Metrics give you trends, but they do not tell you which request caused a spike. Exemplars bridge that gap by attaching a trace reference to a specific metric sample.

Think of an exemplar as “a representative trace for this data point.”

When you see a latency spike in metrics, the exemplar links to an example slow trace.

The debugging flow

Here is what “connected observability” looks like during an incident:

  1. Metrics alert you to a problem: p99 latency for /orders jumped from 500ms to 5s.
  2. Exemplars link you to example traces: You click an exemplar and open a slow trace from the spike window.
  3. Traces show where time is spent: The trace reveals that the database span dominates the request timeline.
  4. Logs explain why: Logs for the same trace_id show repeated retries and a slow query caused by a missing index.

Without the connections, each step takes longer and involves guesswork. With the connections, you follow a trail of evidence.

Best Practices

1. Instrument at Service Boundaries First

Start where requests cross boundaries. That is where tracing delivers the most value early.

  • Priority 1: inbound HTTP and gRPC endpoints
  • Priority 2: outbound HTTP and gRPC calls
  • Priority 3: database and cache operations
  • Priority 4: message queue operations
  • Priority 5: internal business logic spans

This gets you most of the end-to-end picture with minimal effort.

2. Add Meaningful Attributes

Attributes are what make traces searchable and explainable. The goal is to add enough context to filter and compare without turning spans into data dumps.

If an attribute is high-cardinality, sensitive, or huge, it probably belongs in logs (with masking) rather than in traces.

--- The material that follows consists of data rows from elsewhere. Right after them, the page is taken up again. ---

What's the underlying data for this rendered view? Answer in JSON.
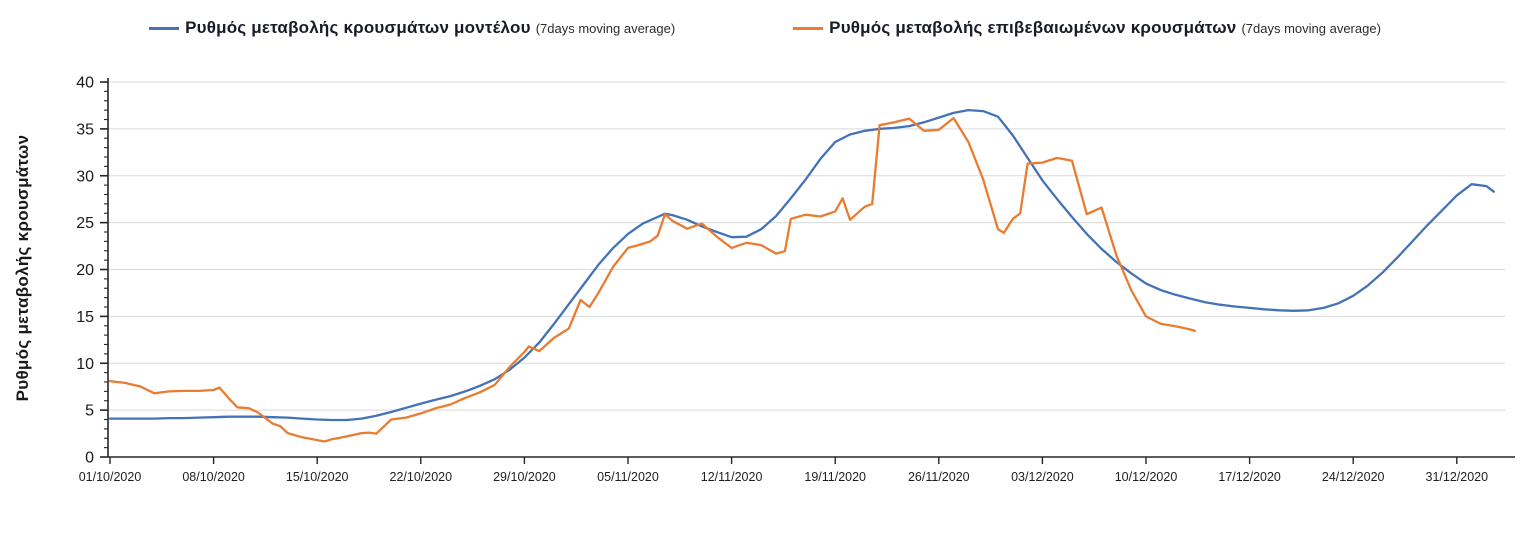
{
  "legend": {
    "items": [
      {
        "label": "Ρυθμός μεταβολής κρουσμάτων μοντέλου",
        "suffix": "(7days moving average)",
        "color": "#4472b8"
      },
      {
        "label": "Ρυθμός μεταβολής επιβεβαιωμένων κρουσμάτων",
        "suffix": "(7days moving average)",
        "color": "#e87c30"
      }
    ]
  },
  "y_axis": {
    "title": "Ρυθμός μεταβολής κρουσμάτων",
    "min": 0,
    "max": 40,
    "major_step": 5,
    "minor_step": 1,
    "tick_labels": [
      "0",
      "5",
      "10",
      "15",
      "20",
      "25",
      "30",
      "35",
      "40"
    ]
  },
  "x_axis": {
    "tick_labels": [
      "01/10/2020",
      "08/10/2020",
      "15/10/2020",
      "22/10/2020",
      "29/10/2020",
      "05/11/2020",
      "12/11/2020",
      "19/11/2020",
      "26/11/2020",
      "03/12/2020",
      "10/12/2020",
      "17/12/2020",
      "24/12/2020",
      "31/12/2020"
    ],
    "tick_day_offsets": [
      0,
      7,
      14,
      21,
      28,
      35,
      42,
      49,
      56,
      63,
      70,
      77,
      84,
      91
    ]
  },
  "chart_data": {
    "type": "line",
    "title": "",
    "xlabel": "",
    "ylabel": "Ρυθμός μεταβολής κρουσμάτων",
    "x_unit": "days since 01/10/2020",
    "ylim": [
      0,
      40
    ],
    "grid": "horizontal",
    "legend_position": "top",
    "series": [
      {
        "name": "Ρυθμός μεταβολής κρουσμάτων μοντέλου (7days moving average)",
        "color": "#4472b8",
        "points": [
          [
            0,
            4.1
          ],
          [
            1,
            4.1
          ],
          [
            2,
            4.1
          ],
          [
            3,
            4.1
          ],
          [
            4,
            4.15
          ],
          [
            5,
            4.15
          ],
          [
            6,
            4.2
          ],
          [
            7,
            4.25
          ],
          [
            8,
            4.3
          ],
          [
            9,
            4.3
          ],
          [
            10,
            4.3
          ],
          [
            11,
            4.25
          ],
          [
            12,
            4.2
          ],
          [
            13,
            4.1
          ],
          [
            14,
            4.0
          ],
          [
            15,
            3.95
          ],
          [
            16,
            3.95
          ],
          [
            17,
            4.1
          ],
          [
            18,
            4.4
          ],
          [
            19,
            4.8
          ],
          [
            20,
            5.25
          ],
          [
            21,
            5.7
          ],
          [
            22,
            6.1
          ],
          [
            23,
            6.5
          ],
          [
            24,
            7.0
          ],
          [
            25,
            7.6
          ],
          [
            26,
            8.3
          ],
          [
            27,
            9.3
          ],
          [
            28,
            10.6
          ],
          [
            29,
            12.2
          ],
          [
            30,
            14.2
          ],
          [
            31,
            16.3
          ],
          [
            32,
            18.4
          ],
          [
            33,
            20.5
          ],
          [
            34,
            22.3
          ],
          [
            35,
            23.8
          ],
          [
            36,
            24.9
          ],
          [
            37,
            25.6
          ],
          [
            37.5,
            25.95
          ],
          [
            38,
            25.8
          ],
          [
            39,
            25.3
          ],
          [
            40,
            24.6
          ],
          [
            41,
            24.0
          ],
          [
            42,
            23.45
          ],
          [
            43,
            23.5
          ],
          [
            44,
            24.3
          ],
          [
            45,
            25.7
          ],
          [
            46,
            27.6
          ],
          [
            47,
            29.6
          ],
          [
            48,
            31.8
          ],
          [
            49,
            33.6
          ],
          [
            50,
            34.4
          ],
          [
            51,
            34.8
          ],
          [
            52,
            35.0
          ],
          [
            53,
            35.1
          ],
          [
            54,
            35.3
          ],
          [
            55,
            35.7
          ],
          [
            56,
            36.2
          ],
          [
            57,
            36.7
          ],
          [
            58,
            37.0
          ],
          [
            59,
            36.9
          ],
          [
            60,
            36.3
          ],
          [
            61,
            34.3
          ],
          [
            62,
            31.9
          ],
          [
            63,
            29.5
          ],
          [
            64,
            27.5
          ],
          [
            65,
            25.6
          ],
          [
            66,
            23.8
          ],
          [
            67,
            22.2
          ],
          [
            68,
            20.8
          ],
          [
            69,
            19.6
          ],
          [
            70,
            18.5
          ],
          [
            71,
            17.8
          ],
          [
            72,
            17.3
          ],
          [
            73,
            16.9
          ],
          [
            74,
            16.5
          ],
          [
            75,
            16.25
          ],
          [
            76,
            16.05
          ],
          [
            77,
            15.9
          ],
          [
            78,
            15.75
          ],
          [
            79,
            15.65
          ],
          [
            80,
            15.6
          ],
          [
            81,
            15.65
          ],
          [
            82,
            15.9
          ],
          [
            83,
            16.4
          ],
          [
            84,
            17.2
          ],
          [
            85,
            18.3
          ],
          [
            86,
            19.7
          ],
          [
            87,
            21.3
          ],
          [
            88,
            23.0
          ],
          [
            89,
            24.7
          ],
          [
            90,
            26.3
          ],
          [
            91,
            27.9
          ],
          [
            92,
            29.1
          ],
          [
            93,
            28.9
          ],
          [
            93.5,
            28.3
          ]
        ]
      },
      {
        "name": "Ρυθμός μεταβολής επιβεβαιωμένων κρουσμάτων (7days moving average)",
        "color": "#e87c30",
        "points": [
          [
            0,
            8.1
          ],
          [
            1,
            7.9
          ],
          [
            2,
            7.55
          ],
          [
            3,
            6.8
          ],
          [
            4,
            7.0
          ],
          [
            5,
            7.05
          ],
          [
            6,
            7.05
          ],
          [
            7,
            7.15
          ],
          [
            7.4,
            7.4
          ],
          [
            8,
            6.3
          ],
          [
            8.6,
            5.3
          ],
          [
            9,
            5.25
          ],
          [
            9.4,
            5.2
          ],
          [
            10,
            4.75
          ],
          [
            11,
            3.55
          ],
          [
            11.5,
            3.3
          ],
          [
            12,
            2.55
          ],
          [
            13,
            2.1
          ],
          [
            14,
            1.8
          ],
          [
            14.5,
            1.65
          ],
          [
            15,
            1.9
          ],
          [
            16,
            2.2
          ],
          [
            17,
            2.55
          ],
          [
            17.5,
            2.6
          ],
          [
            18,
            2.5
          ],
          [
            19,
            4.0
          ],
          [
            20,
            4.2
          ],
          [
            21,
            4.65
          ],
          [
            22,
            5.2
          ],
          [
            23,
            5.6
          ],
          [
            24,
            6.3
          ],
          [
            25,
            6.9
          ],
          [
            26,
            7.7
          ],
          [
            27,
            9.6
          ],
          [
            28,
            11.2
          ],
          [
            28.3,
            11.8
          ],
          [
            29,
            11.3
          ],
          [
            30,
            12.7
          ],
          [
            31,
            13.7
          ],
          [
            31.8,
            16.75
          ],
          [
            32.4,
            16.0
          ],
          [
            33,
            17.5
          ],
          [
            34,
            20.3
          ],
          [
            35,
            22.3
          ],
          [
            35.7,
            22.6
          ],
          [
            36.5,
            23.0
          ],
          [
            37,
            23.6
          ],
          [
            37.5,
            25.9
          ],
          [
            38,
            25.2
          ],
          [
            39,
            24.35
          ],
          [
            40,
            24.9
          ],
          [
            41,
            23.5
          ],
          [
            42,
            22.3
          ],
          [
            43,
            22.85
          ],
          [
            44,
            22.6
          ],
          [
            45,
            21.7
          ],
          [
            45.6,
            21.95
          ],
          [
            46,
            25.4
          ],
          [
            47,
            25.85
          ],
          [
            48,
            25.65
          ],
          [
            49,
            26.2
          ],
          [
            49.5,
            27.6
          ],
          [
            50,
            25.3
          ],
          [
            51,
            26.7
          ],
          [
            51.5,
            27.0
          ],
          [
            52,
            35.4
          ],
          [
            53,
            35.7
          ],
          [
            54,
            36.1
          ],
          [
            55,
            34.8
          ],
          [
            56,
            34.9
          ],
          [
            57,
            36.15
          ],
          [
            58,
            33.6
          ],
          [
            59,
            29.6
          ],
          [
            60,
            24.3
          ],
          [
            60.4,
            23.9
          ],
          [
            61,
            25.4
          ],
          [
            61.5,
            26.0
          ],
          [
            62,
            31.3
          ],
          [
            63,
            31.4
          ],
          [
            64,
            31.9
          ],
          [
            65,
            31.6
          ],
          [
            66,
            25.9
          ],
          [
            67,
            26.6
          ],
          [
            68,
            21.5
          ],
          [
            69,
            17.8
          ],
          [
            70,
            15.0
          ],
          [
            71,
            14.2
          ],
          [
            72,
            13.95
          ],
          [
            73,
            13.6
          ],
          [
            73.3,
            13.45
          ]
        ]
      }
    ]
  },
  "geometry_labels": {
    "note": "line chart, two series, weekly x ticks, horizontal gridlines"
  }
}
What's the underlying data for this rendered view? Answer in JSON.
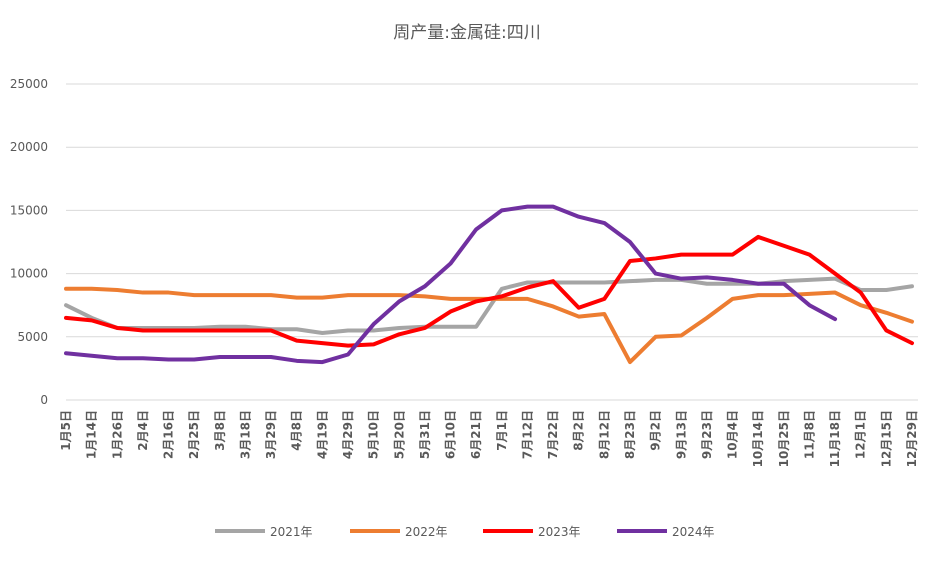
{
  "chart_data": {
    "type": "line",
    "title": "周产量:金属硅:四川",
    "categories": [
      "1月5日",
      "1月14日",
      "1月26日",
      "2月4日",
      "2月16日",
      "2月25日",
      "3月8日",
      "3月18日",
      "3月29日",
      "4月8日",
      "4月19日",
      "4月29日",
      "5月10日",
      "5月20日",
      "5月31日",
      "6月10日",
      "6月21日",
      "7月1日",
      "7月12日",
      "7月22日",
      "8月2日",
      "8月12日",
      "8月23日",
      "9月2日",
      "9月13日",
      "9月23日",
      "10月4日",
      "10月14日",
      "10月25日",
      "11月8日",
      "11月18日",
      "12月1日",
      "12月15日",
      "12月29日"
    ],
    "series": [
      {
        "name": "2021年",
        "color": "#a5a5a5",
        "values": [
          7500,
          6500,
          5700,
          5700,
          5700,
          5700,
          5800,
          5800,
          5600,
          5600,
          5300,
          5500,
          5500,
          5700,
          5800,
          5800,
          5800,
          8800,
          9300,
          9300,
          9300,
          9300,
          9400,
          9500,
          9500,
          9200,
          9200,
          9200,
          9400,
          9500,
          9600,
          8700,
          8700,
          9000
        ]
      },
      {
        "name": "2022年",
        "color": "#ed7d31",
        "values": [
          8800,
          8800,
          8700,
          8500,
          8500,
          8300,
          8300,
          8300,
          8300,
          8100,
          8100,
          8300,
          8300,
          8300,
          8200,
          8000,
          8000,
          8000,
          8000,
          7400,
          6600,
          6800,
          3000,
          5000,
          5100,
          6500,
          8000,
          8300,
          8300,
          8400,
          8500,
          7500,
          6900,
          6200
        ]
      },
      {
        "name": "2023年",
        "color": "#ff0000",
        "values": [
          6500,
          6300,
          5700,
          5500,
          5500,
          5500,
          5500,
          5500,
          5500,
          4700,
          4500,
          4300,
          4400,
          5200,
          5700,
          7000,
          7800,
          8200,
          8900,
          9400,
          7300,
          8000,
          11000,
          11200,
          11500,
          11500,
          11500,
          12900,
          12200,
          11500,
          10000,
          8500,
          5500,
          4500
        ]
      },
      {
        "name": "2024年",
        "color": "#7030a0",
        "values": [
          3700,
          3500,
          3300,
          3300,
          3200,
          3200,
          3400,
          3400,
          3400,
          3100,
          3000,
          3600,
          6000,
          7800,
          9000,
          10800,
          13500,
          15000,
          15300,
          15300,
          14500,
          14000,
          12500,
          10000,
          9600,
          9700,
          9500,
          9200,
          9200,
          7500,
          6400,
          null,
          null,
          null
        ]
      }
    ],
    "ylim": [
      0,
      25000
    ],
    "yticks": [
      0,
      5000,
      10000,
      15000,
      20000,
      25000
    ],
    "grid": true,
    "legend": "bottom"
  }
}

3. Use Semantic Conventions

Consistency is the difference between “searchable traces” and “random metadata.” OpenTelemetry provides standard attribute names so different teams and libraries speak the same language.

CategoryAttributes
HTTPhttp.method, http.url, http.status_code
Databasedb.system, db.statement, db.operation
RPCrpc.system, rpc.method, rpc.service
Messagingmessaging.system, messaging.destination

When everyone follows conventions, you can build shared dashboards and queries that work across all services.

4. Sample Appropriately

Sampling should match the environment and the cost profile.

EnvironmentSampling Rate
Development100%
Staging50-100%
Production1-10% + 100% errors

A practical production policy:

  • keep 100% of error traces
  • keep 100% of very slow traces (for example above p99 or above a fixed threshold)
  • keep a small baseline of normal traffic for comparisons

5. Set Retention Based on Value

Traces are most valuable close to the time of an incident. Keep high-value traces longer and normal traces shorter.

Trace TypeRetention
Error traces30 days
Slow traces (>p99)14 days
Normal traces7 days

Tune these based on how often you investigate historical incidents and how expensive storage is for your tracing backend.

Summary

Connecting the pillars turns observability from three separate tools into one coherent workflow:

  • Traces → logs: include trace_id and span_id in structured logs so you can pull all request logs instantly
  • Metrics → traces: use exemplars so metric spikes link to real traces
  • Follow the evidence: metrics detect, traces locate, logs explain

If you build these connections early, debugging becomes a repeatable process instead of an art form.